Recently I visited one of the newly-awarded projects, an upgrading and expansion of terminals at Mactan Cebu Airport. I was impressed by the strong partnership between the Department of Transportation and Communications, the PPP Center, a local construction company, a foreign airport services provider, and many local banks. ADB also helped finance the project. When completed, the facility will boost tourism, investment and industrial development in the Visayas.
PPPs are gaining a solid foothold, not just in the Philippines but throughout developing Asia. Further action in three key areas will make them even more effective.
First, better regulatory environments can help ensure smooth project implementation. Good coordination among government agencies is key to attract private investors.
Effective mechanisms for land acquisition, resettlement and compensation will help minimize delays to approvals and implementation.
Second, more PPPs can be implemented if governments deepen their knowledge and capacity, particularly in project preparation. It is important to select the right projects to pursue, and to manage fair and transparent bidding.
Third, local and regional capital markets need to be deeper and broader to channel Asia’s large savings to infrastructure investment. It is also essential to strengthen expertise of local banks in project finance.
ADB has supported progress on all three fronts, in addition to financing PPPs. It is helping to draft PPP laws, build the skills of government officials, and promote financial sector development. ADB now provides transaction advisory services through its newly established Office of PPP, and will soon set up an Asia-Pacific project preparation facility assisted by several donor countries.
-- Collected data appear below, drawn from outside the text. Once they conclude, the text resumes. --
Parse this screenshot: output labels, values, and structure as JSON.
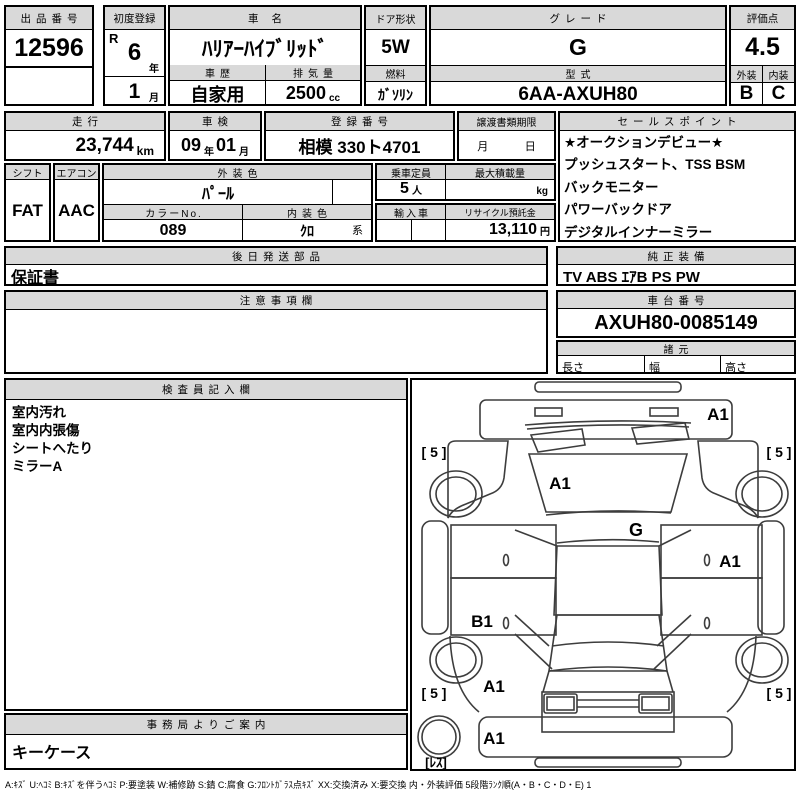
{
  "header": {
    "lot_no": {
      "label": "出品番号",
      "value": "12596"
    },
    "first_registration": {
      "label": "初度登録",
      "era": "R",
      "year": "6",
      "year_unit": "年",
      "month": "1",
      "month_unit": "月"
    },
    "car_name": {
      "label": "車 名",
      "value": "ﾊﾘｱｰﾊｲﾌﾞﾘｯﾄﾞ"
    },
    "door_shape": {
      "label": "ドア形状",
      "value": "5W"
    },
    "grade": {
      "label": "グレード",
      "value": "G"
    },
    "score": {
      "label": "評価点",
      "value": "4.5"
    },
    "history": {
      "label": "車歴",
      "value": "自家用"
    },
    "displacement": {
      "label": "排気量",
      "value": "2500",
      "unit": "cc"
    },
    "fuel": {
      "label": "燃料",
      "value": "ｶﾞｿﾘﾝ"
    },
    "model_code": {
      "label": "型式",
      "value": "6AA-AXUH80"
    },
    "exterior": {
      "label": "外装",
      "value": "B"
    },
    "interior": {
      "label": "内装",
      "value": "C"
    }
  },
  "details": {
    "mileage": {
      "label": "走行",
      "value": "23,744",
      "unit": "km"
    },
    "inspection": {
      "label": "車検",
      "year": "09",
      "year_unit": "年",
      "month": "01",
      "month_unit": "月"
    },
    "registration_no": {
      "label": "登録番号",
      "value": "相模 330ト4701"
    },
    "transfer_deadline": {
      "label": "譲渡書類期限",
      "month_unit": "月",
      "day_unit": "日"
    },
    "shift": {
      "label": "シフト",
      "value": "FAT"
    },
    "aircon": {
      "label": "エアコン",
      "value": "AAC"
    },
    "exterior_color": {
      "label": "外装色",
      "value": "ﾊﾟｰﾙ"
    },
    "color_no": {
      "label": "カラーNo.",
      "value": "089"
    },
    "interior_color": {
      "label": "内装色",
      "value": "ｸﾛ",
      "suffix": "系"
    },
    "capacity": {
      "label": "乗車定員",
      "value": "5",
      "unit": "人"
    },
    "max_load": {
      "label": "最大積載量",
      "unit": "kg"
    },
    "import_car": {
      "label": "輸入車",
      "value": ""
    },
    "recycle_deposit": {
      "label": "リサイクル預託金",
      "value": "13,110",
      "unit": "円"
    }
  },
  "sales_points": {
    "label": "セールスポイント",
    "lines": [
      "★オークションデビュー★",
      "プッシュスタート、TSS BSM",
      "バックモニター",
      "パワーバックドア",
      "デジタルインナーミラー"
    ]
  },
  "later_shipping": {
    "label": "後日発送部品",
    "value": "保証書"
  },
  "genuine_equipment": {
    "label": "純正装備",
    "value": "TV ABS ｴｱB PS PW"
  },
  "caution": {
    "label": "注意事項欄",
    "value": ""
  },
  "chassis_no": {
    "label": "車台番号",
    "value": "AXUH80-0085149"
  },
  "specs": {
    "label": "諸元",
    "length_label": "長さ",
    "width_label": "幅",
    "height_label": "高さ"
  },
  "inspector_notes": {
    "label": "検査員記入欄",
    "lines": [
      "室内汚れ",
      "室内内張傷",
      "シートへたり",
      "ミラーA"
    ]
  },
  "office_notice": {
    "label": "事務局よりご案内",
    "value": "キーケース"
  },
  "diagram": {
    "marks": {
      "rear_bumper": "A1",
      "rear_wheel_left": "[ 5 ]",
      "rear_wheel_right": "[ 5 ]",
      "rear_glass": "A1",
      "roof": "G",
      "door_right": "A1",
      "door_left": "B1",
      "fender_left": "A1",
      "front_wheel_left": "[ 5 ]",
      "front_wheel_right": "[ 5 ]",
      "front_bumper": "A1",
      "spare_tire": "[ﾚｽ]"
    }
  },
  "legend": "A:ｷｽﾞ U:ﾍｺﾐ B:ｷｽﾞを伴うﾍｺﾐ P:要塗装 W:補修跡 S:錆 C:腐食 G:ﾌﾛﾝﾄｶﾞﾗｽ点ｷｽﾞ XX:交換済み X:要交換  内・外装評価 5段階ﾗﾝｸ順(A・B・C・D・E) 1",
  "colors": {
    "header_bg": "#d9d9d9",
    "border": "#000000",
    "diagram_line": "#3d3d3d"
  }
}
Governments across developing Asia should continue to show strong political commitment to PPPs. This will build trust with private-sector partners, who will feel assured that their investments are safe regardless of changes of administration or personnel. Governments, private firms, banks and international institutions like ADB should continue to make the most and best use of PPPs to close Asia’s infrastructure gap—sooner rather than later.
Takehiko Nakao is president of the Asian Development Bank.